J: Parce que tous les, tous les survêtements étaient en, en jersey ?
K: Ah, les survêtements, non. Ils étaient en double jersey. C'est-à-dire les, les vêtements
de sport c'était du molletonné. C'était un double, un jersey et à l'intérieur un tricot qui
faisait, qu'on grattait pour, pour lui donner de la doublure, quoi. Ouais, c'est ça qu'on
appelait le tissu molletonné.
J: Et ça c'est vous qui le faisiez ou c'était à la teinture ?

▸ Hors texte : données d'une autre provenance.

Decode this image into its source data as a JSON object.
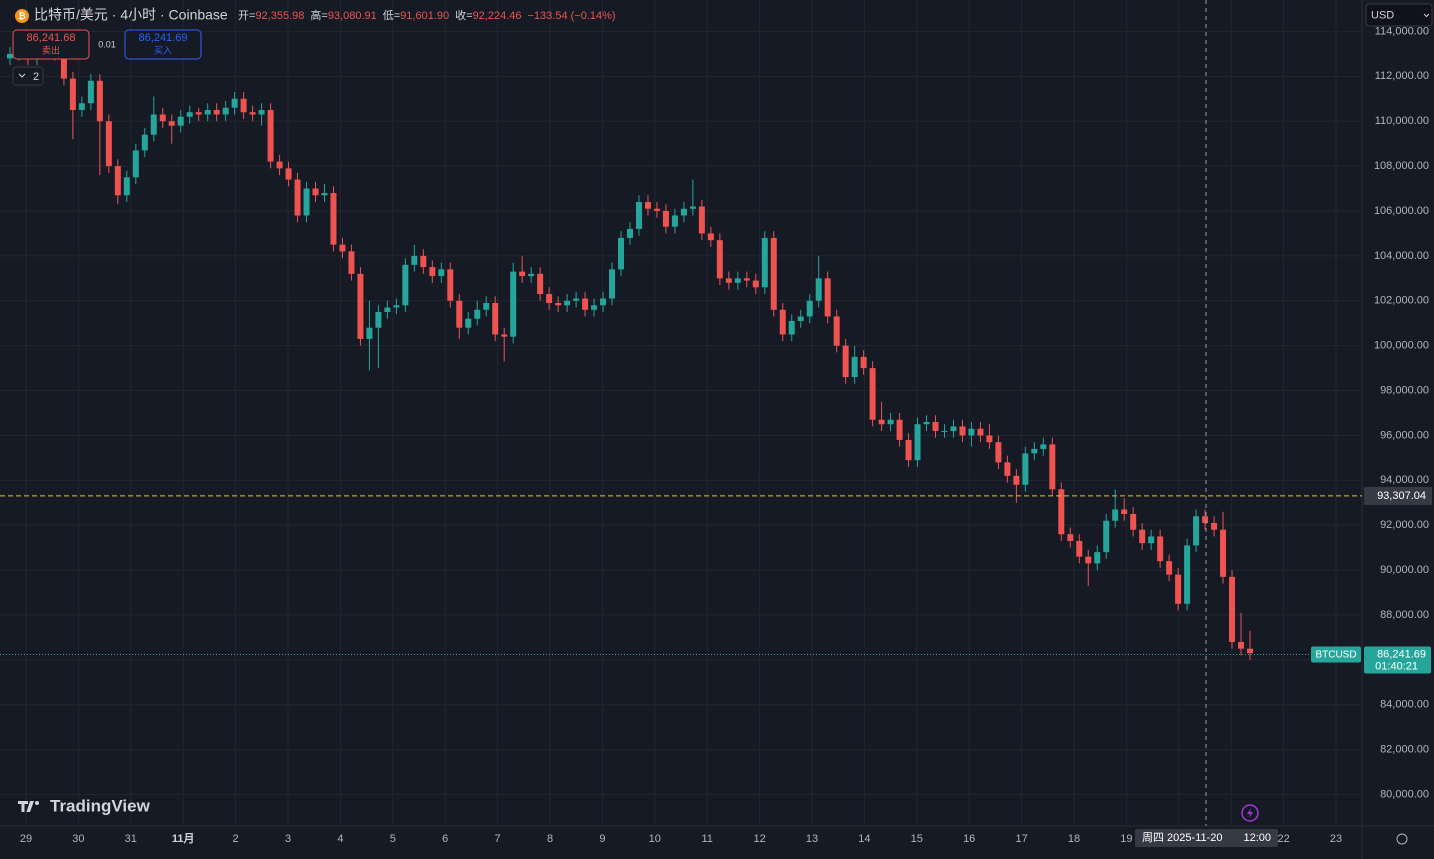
{
  "header": {
    "title": "比特币/美元 · 4小时 · Coinbase",
    "ohlc": [
      {
        "label": "开=",
        "value": "92,355.98"
      },
      {
        "label": "高=",
        "value": "93,080.91"
      },
      {
        "label": "低=",
        "value": "91,601.90"
      },
      {
        "label": "收=",
        "value": "92,224.46"
      }
    ],
    "change": "−133.54 (−0.14%)",
    "sell": {
      "price": "86,241.68",
      "label": "卖出"
    },
    "spread": "0.01",
    "buy": {
      "price": "86,241.69",
      "label": "买入"
    },
    "indicators": "2",
    "currency": "USD"
  },
  "chart_data": {
    "type": "candlestick",
    "up_color": "#26a69a",
    "down_color": "#ef5350",
    "candles": [
      [
        112800,
        113300,
        112500,
        113000
      ],
      [
        113000,
        113500,
        112700,
        113200
      ],
      [
        113200,
        113500,
        112500,
        112800
      ],
      [
        112800,
        113400,
        112500,
        113100
      ],
      [
        113100,
        113600,
        112800,
        113300
      ],
      [
        113300,
        113600,
        112700,
        113000
      ],
      [
        113000,
        113300,
        111600,
        111900
      ],
      [
        111900,
        112200,
        109200,
        110500
      ],
      [
        110500,
        111100,
        110200,
        110800
      ],
      [
        110800,
        112100,
        110500,
        111800
      ],
      [
        111800,
        112100,
        107600,
        110000
      ],
      [
        110000,
        110300,
        107700,
        108000
      ],
      [
        108000,
        108300,
        106300,
        106700
      ],
      [
        106700,
        107800,
        106400,
        107500
      ],
      [
        107500,
        109000,
        107200,
        108700
      ],
      [
        108700,
        109700,
        108400,
        109400
      ],
      [
        109400,
        111100,
        109100,
        110300
      ],
      [
        110300,
        110600,
        109700,
        110000
      ],
      [
        110000,
        110300,
        109000,
        109800
      ],
      [
        109800,
        110500,
        109500,
        110200
      ],
      [
        110200,
        110700,
        109900,
        110400
      ],
      [
        110400,
        110600,
        110000,
        110300
      ],
      [
        110300,
        110800,
        110000,
        110500
      ],
      [
        110500,
        110800,
        110000,
        110300
      ],
      [
        110300,
        110900,
        110000,
        110600
      ],
      [
        110600,
        111300,
        110300,
        111000
      ],
      [
        111000,
        111300,
        110100,
        110400
      ],
      [
        110400,
        110700,
        110000,
        110300
      ],
      [
        110300,
        110800,
        109800,
        110500
      ],
      [
        110500,
        110800,
        107900,
        108200
      ],
      [
        108200,
        108500,
        107600,
        107900
      ],
      [
        107900,
        108200,
        107100,
        107400
      ],
      [
        107400,
        107700,
        105500,
        105800
      ],
      [
        105800,
        107300,
        105500,
        107000
      ],
      [
        107000,
        107300,
        106400,
        106700
      ],
      [
        106700,
        107200,
        106400,
        106800
      ],
      [
        106800,
        107100,
        104200,
        104500
      ],
      [
        104500,
        104800,
        103900,
        104200
      ],
      [
        104200,
        104500,
        102900,
        103200
      ],
      [
        103200,
        103500,
        100000,
        100300
      ],
      [
        100300,
        102000,
        98900,
        100800
      ],
      [
        100800,
        101800,
        99000,
        101500
      ],
      [
        101500,
        102000,
        101200,
        101700
      ],
      [
        101700,
        102100,
        101400,
        101800
      ],
      [
        101800,
        103900,
        101500,
        103600
      ],
      [
        103600,
        104500,
        103300,
        104000
      ],
      [
        104000,
        104300,
        103200,
        103500
      ],
      [
        103500,
        103800,
        102800,
        103100
      ],
      [
        103100,
        103700,
        102800,
        103400
      ],
      [
        103400,
        103700,
        101700,
        102000
      ],
      [
        102000,
        102300,
        100300,
        100800
      ],
      [
        100800,
        101500,
        100500,
        101200
      ],
      [
        101200,
        102000,
        100900,
        101600
      ],
      [
        101600,
        102200,
        101300,
        101900
      ],
      [
        101900,
        102200,
        100200,
        100500
      ],
      [
        100500,
        100800,
        99300,
        100400
      ],
      [
        100400,
        103700,
        100100,
        103300
      ],
      [
        103300,
        104000,
        102800,
        103100
      ],
      [
        103100,
        103500,
        102800,
        103200
      ],
      [
        103200,
        103500,
        102000,
        102300
      ],
      [
        102300,
        102600,
        101600,
        101900
      ],
      [
        101900,
        102200,
        101500,
        101800
      ],
      [
        101800,
        102300,
        101500,
        102000
      ],
      [
        102000,
        102400,
        101700,
        102100
      ],
      [
        102100,
        102400,
        101300,
        101600
      ],
      [
        101600,
        102100,
        101300,
        101800
      ],
      [
        101800,
        102400,
        101500,
        102100
      ],
      [
        102100,
        103700,
        101800,
        103400
      ],
      [
        103400,
        105100,
        103100,
        104800
      ],
      [
        104800,
        105500,
        104500,
        105200
      ],
      [
        105200,
        106700,
        104900,
        106400
      ],
      [
        106400,
        106700,
        105800,
        106100
      ],
      [
        106100,
        106400,
        105700,
        106000
      ],
      [
        106000,
        106300,
        105000,
        105300
      ],
      [
        105300,
        106100,
        105000,
        105800
      ],
      [
        105800,
        106400,
        105500,
        106100
      ],
      [
        106100,
        107400,
        105800,
        106200
      ],
      [
        106200,
        106500,
        104700,
        105000
      ],
      [
        105000,
        105300,
        104400,
        104700
      ],
      [
        104700,
        105000,
        102700,
        103000
      ],
      [
        103000,
        103300,
        102500,
        102800
      ],
      [
        102800,
        103300,
        102500,
        103000
      ],
      [
        103000,
        103300,
        102600,
        102900
      ],
      [
        102900,
        103200,
        102300,
        102600
      ],
      [
        102600,
        105100,
        102300,
        104800
      ],
      [
        104800,
        105100,
        101300,
        101600
      ],
      [
        101600,
        101900,
        100200,
        100500
      ],
      [
        100500,
        101400,
        100200,
        101100
      ],
      [
        101100,
        101600,
        100800,
        101300
      ],
      [
        101300,
        102300,
        101000,
        102000
      ],
      [
        102000,
        104000,
        101700,
        103000
      ],
      [
        103000,
        103300,
        101000,
        101300
      ],
      [
        101300,
        101600,
        99700,
        100000
      ],
      [
        100000,
        100300,
        98300,
        98600
      ],
      [
        98600,
        100000,
        98300,
        99500
      ],
      [
        99500,
        99800,
        98700,
        99000
      ],
      [
        99000,
        99300,
        96400,
        96700
      ],
      [
        96700,
        97500,
        96200,
        96500
      ],
      [
        96500,
        97000,
        96200,
        96700
      ],
      [
        96700,
        97000,
        95500,
        95800
      ],
      [
        95800,
        96100,
        94600,
        94900
      ],
      [
        94900,
        96800,
        94600,
        96500
      ],
      [
        96500,
        96900,
        96200,
        96600
      ],
      [
        96600,
        96900,
        95900,
        96200
      ],
      [
        96200,
        96500,
        95900,
        96200
      ],
      [
        96200,
        96700,
        95900,
        96400
      ],
      [
        96400,
        96700,
        95700,
        96000
      ],
      [
        96000,
        96600,
        95500,
        96300
      ],
      [
        96300,
        96600,
        95700,
        96000
      ],
      [
        96000,
        96500,
        95400,
        95700
      ],
      [
        95700,
        96000,
        94500,
        94800
      ],
      [
        94800,
        95100,
        93900,
        94200
      ],
      [
        94200,
        94500,
        93000,
        93800
      ],
      [
        93800,
        95500,
        93500,
        95200
      ],
      [
        95200,
        95700,
        94900,
        95400
      ],
      [
        95400,
        95900,
        95100,
        95600
      ],
      [
        95600,
        95900,
        93300,
        93600
      ],
      [
        93600,
        93900,
        91300,
        91600
      ],
      [
        91600,
        91900,
        91000,
        91300
      ],
      [
        91300,
        91600,
        90300,
        90600
      ],
      [
        90600,
        90900,
        89300,
        90300
      ],
      [
        90300,
        91100,
        90000,
        90800
      ],
      [
        90800,
        92500,
        90500,
        92200
      ],
      [
        92200,
        93600,
        91900,
        92700
      ],
      [
        92700,
        93200,
        92200,
        92500
      ],
      [
        92500,
        92800,
        91500,
        91800
      ],
      [
        91800,
        92100,
        90900,
        91200
      ],
      [
        91200,
        91800,
        90900,
        91500
      ],
      [
        91500,
        91800,
        90100,
        90400
      ],
      [
        90400,
        90700,
        89500,
        89800
      ],
      [
        89800,
        90100,
        88200,
        88500
      ],
      [
        88500,
        91400,
        88200,
        91100
      ],
      [
        91100,
        92700,
        90800,
        92400
      ],
      [
        92400,
        92700,
        91800,
        92100
      ],
      [
        92100,
        92400,
        91500,
        91800
      ],
      [
        91800,
        92600,
        89400,
        89700
      ],
      [
        89700,
        90000,
        86500,
        86800
      ],
      [
        86800,
        88100,
        86200,
        86500
      ],
      [
        86500,
        87300,
        86000,
        86300
      ]
    ],
    "x_labels": [
      "29",
      "30",
      "31",
      "11月",
      "2",
      "3",
      "4",
      "5",
      "6",
      "7",
      "8",
      "9",
      "10",
      "11",
      "12",
      "13",
      "14",
      "15",
      "16",
      "17",
      "18",
      "19",
      null,
      null,
      "22",
      "23"
    ],
    "ylim": [
      78600,
      115400
    ],
    "yticks": [
      {
        "value": 80000,
        "label": "80,000.00"
      },
      {
        "value": 82000,
        "label": "82,000.00"
      },
      {
        "value": 84000,
        "label": "84,000.00"
      },
      {
        "value": 86000,
        "label": "86,000.00"
      },
      {
        "value": 88000,
        "label": "88,000.00"
      },
      {
        "value": 90000,
        "label": "90,000.00"
      },
      {
        "value": 92000,
        "label": "92,000.00"
      },
      {
        "value": 94000,
        "label": "94,000.00"
      },
      {
        "value": 96000,
        "label": "96,000.00"
      },
      {
        "value": 98000,
        "label": "98,000.00"
      },
      {
        "value": 100000,
        "label": "100,000.00"
      },
      {
        "value": 102000,
        "label": "102,000.00"
      },
      {
        "value": 104000,
        "label": "104,000.00"
      },
      {
        "value": 106000,
        "label": "106,000.00"
      },
      {
        "value": 108000,
        "label": "108,000.00"
      },
      {
        "value": 110000,
        "label": "110,000.00"
      },
      {
        "value": 112000,
        "label": "112,000.00"
      },
      {
        "value": 114000,
        "label": "114,000.00"
      }
    ],
    "crosshair": {
      "price": {
        "value": 93307.04,
        "label": "93,307.04"
      },
      "date": "周四 2025-11-20",
      "time": "12:00"
    },
    "last_price": {
      "symbol": "BTCUSD",
      "price": {
        "value": 86241.69,
        "label": "86,241.69"
      },
      "countdown": "01:40:21"
    },
    "logo": "TradingView"
  }
}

K: Non, c'est, là, c'était le, c'était la teinture, quoi, ça passait en teinture au grattage. Mais
le grattage on le faisait aussi chez nous. On faisait teindre les pièces et on grattait les
pièces chez nous. On avait des gratteuses, quoi. À l'époque, mais enfin c'était pour
gagner du temps, parce que les teinturiers ils étaient un peu dépassés aussi. Ils avaient
énormément de travail, quoi. On leur demandait de teindre et ils nous envoyaient les
pièces teintes et nous on faisait le grattage à la maison, dans l'atelier, quoi.
J: Et vous, vous avez travaillé avec, avec GESP, c'est ça ?
K: Non, avec la Champagne.
J: Avec la Champagne ?
K: Avec, avec SIX, SIX et puis son collègue, là, comment c'était ? LEVIELLE. Y avait
LEVIELLE, y avait SIX et LEVIELLE, tous les deux à la direction de la teinturerie de
Champagne, quoi. On a travaillé très, très, très longtemps avec eux, hein. Bah, jusqu'au
jour où on a arrêté, hein. Ah ouais. Bon, ben, voilà, ben, on a fait un petit peu le tour, hein.